Let's Stay In Touch (February 12th, 2009) Shakopee Valley News

I am turning into an old man, or at least middle aged. I don’t like it, and I ‘m fighting it every stuttered step. I will have my fiftieth birthday this summer and I must tell you I find it a bit unsettling. I exercise irregularly, I eat healthy sometimes, and I could lose a few pounds. I am beginning to be mindful of my mortality. When I was a kid, my friend Mark had a saying for any dire circumstance we found ourselves in “Well, we’re not going to die.” With that proclamation everything was put in perspective; we knew everything was going to be O.K. Back in the ‘70’s in Belle Plaine we thought we were immortal. I don’t feel that anymore. When I hit fifty years of age I will finally accept being in the middle aged category. You see I plan on living to one-hundred, so naturally I had to wait until fifty to be called middle aged.

A couple weeks ago one of my high school classmates exited before he reached that middle age marker. Tim was one of the 101 of us who graduated in 1977 from Belle Plaine High. Back then we thought that Shakopee was the beginning of the “cities”. Our class was the largest ever to go through the Belle Plaine schools – a small class by today’s standards. Back then you knew everyone’s name, which was no trick. Most of us even had nicknames – some had more than one. The real challenge of staying in touch came years later. I knew Tim but I had lost touch with him. We exchanged pleasantries when we would see each other at a class reunion, or maybe the county fair, but I am sorry to say it didn’t go much further. Now it’s too late. He’s gone and I don’t know why. But, I don’t need to. That’s not my concern.

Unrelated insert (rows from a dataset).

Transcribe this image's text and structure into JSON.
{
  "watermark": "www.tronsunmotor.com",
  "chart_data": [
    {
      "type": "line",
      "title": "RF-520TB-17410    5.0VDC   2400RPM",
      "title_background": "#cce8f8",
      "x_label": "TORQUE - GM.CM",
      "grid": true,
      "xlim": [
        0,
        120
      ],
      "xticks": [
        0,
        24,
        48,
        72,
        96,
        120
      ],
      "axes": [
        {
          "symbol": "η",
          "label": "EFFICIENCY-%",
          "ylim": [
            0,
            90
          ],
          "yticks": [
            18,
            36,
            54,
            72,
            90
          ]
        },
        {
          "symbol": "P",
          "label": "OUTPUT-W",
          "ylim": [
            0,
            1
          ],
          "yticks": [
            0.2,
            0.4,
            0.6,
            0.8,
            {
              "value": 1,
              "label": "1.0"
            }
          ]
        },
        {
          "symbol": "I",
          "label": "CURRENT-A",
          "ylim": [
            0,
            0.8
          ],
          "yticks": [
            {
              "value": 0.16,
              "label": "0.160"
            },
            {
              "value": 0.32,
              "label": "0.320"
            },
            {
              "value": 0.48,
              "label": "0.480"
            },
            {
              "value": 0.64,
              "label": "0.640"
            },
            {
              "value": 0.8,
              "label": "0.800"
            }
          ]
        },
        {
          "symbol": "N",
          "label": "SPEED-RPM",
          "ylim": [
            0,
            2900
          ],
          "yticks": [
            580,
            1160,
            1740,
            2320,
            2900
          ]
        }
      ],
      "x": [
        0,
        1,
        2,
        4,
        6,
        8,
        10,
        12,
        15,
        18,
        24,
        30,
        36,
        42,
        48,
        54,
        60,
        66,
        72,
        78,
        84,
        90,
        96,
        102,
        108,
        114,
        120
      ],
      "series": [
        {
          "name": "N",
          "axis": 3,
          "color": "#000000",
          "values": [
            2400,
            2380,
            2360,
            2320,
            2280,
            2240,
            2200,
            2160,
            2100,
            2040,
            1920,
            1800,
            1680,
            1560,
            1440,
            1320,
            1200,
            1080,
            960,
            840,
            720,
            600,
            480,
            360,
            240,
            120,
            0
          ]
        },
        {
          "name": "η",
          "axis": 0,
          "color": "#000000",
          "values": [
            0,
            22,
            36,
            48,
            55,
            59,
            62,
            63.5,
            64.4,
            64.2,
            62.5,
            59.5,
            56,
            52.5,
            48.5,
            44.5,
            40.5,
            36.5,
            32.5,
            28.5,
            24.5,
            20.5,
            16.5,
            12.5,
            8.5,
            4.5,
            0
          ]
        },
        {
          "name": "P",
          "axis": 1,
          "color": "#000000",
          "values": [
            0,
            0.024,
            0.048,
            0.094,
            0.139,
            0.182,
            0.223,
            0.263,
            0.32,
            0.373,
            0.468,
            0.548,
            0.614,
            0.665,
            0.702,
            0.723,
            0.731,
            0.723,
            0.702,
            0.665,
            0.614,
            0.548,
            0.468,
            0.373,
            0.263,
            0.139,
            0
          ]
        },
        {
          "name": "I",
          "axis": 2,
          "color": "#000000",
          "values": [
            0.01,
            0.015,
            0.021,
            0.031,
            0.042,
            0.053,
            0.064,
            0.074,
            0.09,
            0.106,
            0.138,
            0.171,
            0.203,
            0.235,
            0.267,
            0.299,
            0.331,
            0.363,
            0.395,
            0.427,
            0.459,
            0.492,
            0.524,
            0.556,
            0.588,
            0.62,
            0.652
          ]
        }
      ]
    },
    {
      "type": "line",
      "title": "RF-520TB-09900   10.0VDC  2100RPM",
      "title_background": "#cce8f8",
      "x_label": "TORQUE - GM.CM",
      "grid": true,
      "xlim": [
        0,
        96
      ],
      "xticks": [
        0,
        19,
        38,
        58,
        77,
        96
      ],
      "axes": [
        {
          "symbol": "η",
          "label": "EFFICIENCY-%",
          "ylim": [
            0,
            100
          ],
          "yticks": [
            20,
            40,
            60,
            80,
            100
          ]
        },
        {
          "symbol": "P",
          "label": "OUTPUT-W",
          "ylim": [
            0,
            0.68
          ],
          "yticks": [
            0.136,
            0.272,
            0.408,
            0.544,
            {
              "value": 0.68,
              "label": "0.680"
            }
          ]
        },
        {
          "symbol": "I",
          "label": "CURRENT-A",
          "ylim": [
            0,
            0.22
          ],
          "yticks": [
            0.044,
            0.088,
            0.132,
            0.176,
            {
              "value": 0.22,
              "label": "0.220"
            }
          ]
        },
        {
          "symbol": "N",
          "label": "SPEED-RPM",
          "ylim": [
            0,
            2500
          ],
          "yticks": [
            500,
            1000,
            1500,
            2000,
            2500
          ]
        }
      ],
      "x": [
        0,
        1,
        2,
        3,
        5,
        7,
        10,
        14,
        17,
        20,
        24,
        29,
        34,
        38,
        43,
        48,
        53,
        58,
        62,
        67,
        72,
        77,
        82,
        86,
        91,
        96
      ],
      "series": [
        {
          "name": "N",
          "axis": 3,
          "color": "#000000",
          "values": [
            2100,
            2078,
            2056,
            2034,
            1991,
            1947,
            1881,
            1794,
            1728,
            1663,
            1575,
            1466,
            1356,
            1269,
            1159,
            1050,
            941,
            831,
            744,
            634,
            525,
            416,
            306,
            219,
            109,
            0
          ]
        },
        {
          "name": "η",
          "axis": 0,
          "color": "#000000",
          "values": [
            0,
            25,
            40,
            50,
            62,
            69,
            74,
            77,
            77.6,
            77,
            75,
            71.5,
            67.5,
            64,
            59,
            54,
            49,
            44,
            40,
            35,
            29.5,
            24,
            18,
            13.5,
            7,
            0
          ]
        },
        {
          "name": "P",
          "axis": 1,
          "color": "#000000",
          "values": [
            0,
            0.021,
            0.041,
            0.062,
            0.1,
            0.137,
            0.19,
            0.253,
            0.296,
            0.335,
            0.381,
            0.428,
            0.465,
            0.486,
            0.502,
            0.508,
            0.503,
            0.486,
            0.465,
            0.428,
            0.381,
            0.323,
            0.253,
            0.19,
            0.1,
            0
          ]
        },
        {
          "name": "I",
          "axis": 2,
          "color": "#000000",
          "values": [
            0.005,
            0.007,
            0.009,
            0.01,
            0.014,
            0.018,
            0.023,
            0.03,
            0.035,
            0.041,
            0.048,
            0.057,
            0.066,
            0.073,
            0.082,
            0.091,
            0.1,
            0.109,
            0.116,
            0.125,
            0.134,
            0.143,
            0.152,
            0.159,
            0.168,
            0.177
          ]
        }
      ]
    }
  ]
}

But, what has become clearer to me now – is that maintaining friendships is more important than any job or any task; it is worth any effort it might take. I am not going to pretend that Tim and I were close – we weren’t. We did receive our first communion together, we were confirmed at the same time, we were disciplined by the same nuns, and we fought with each other while playing floor hockey in Mr. Miller’s Physical Education Class, and then sometime over the last thirty years we went our separate ways. It often happens that way. I knew Tim for over forty-five years. I don’t know - that seems like a long time, long enough to stay in touch when you live in the same county all your life. I’ll take the blame. I didn’t do a very good job of holding up my end of the relationship. My Dad used to say “Go the extra mile, what will it hurt?” With Tim I never found out.

So I went to Tim’s wake. I rode down there with Jim (another guy I have known for a long time). It was so crowded we couldn’t get in to the funeral home. I was glad to see that. Tim deserved it. So a couple of us went uptown (or downtown Belle Plaine if you prefer) and had a beer. We talked of Tim, our kids, our parents (living and deceased), and the “glory days.”

The next day I made a few phone calls, wrote a few letters and promised myself that I would do a better job of staying in touch. After all, I only have fifty years to get the job done.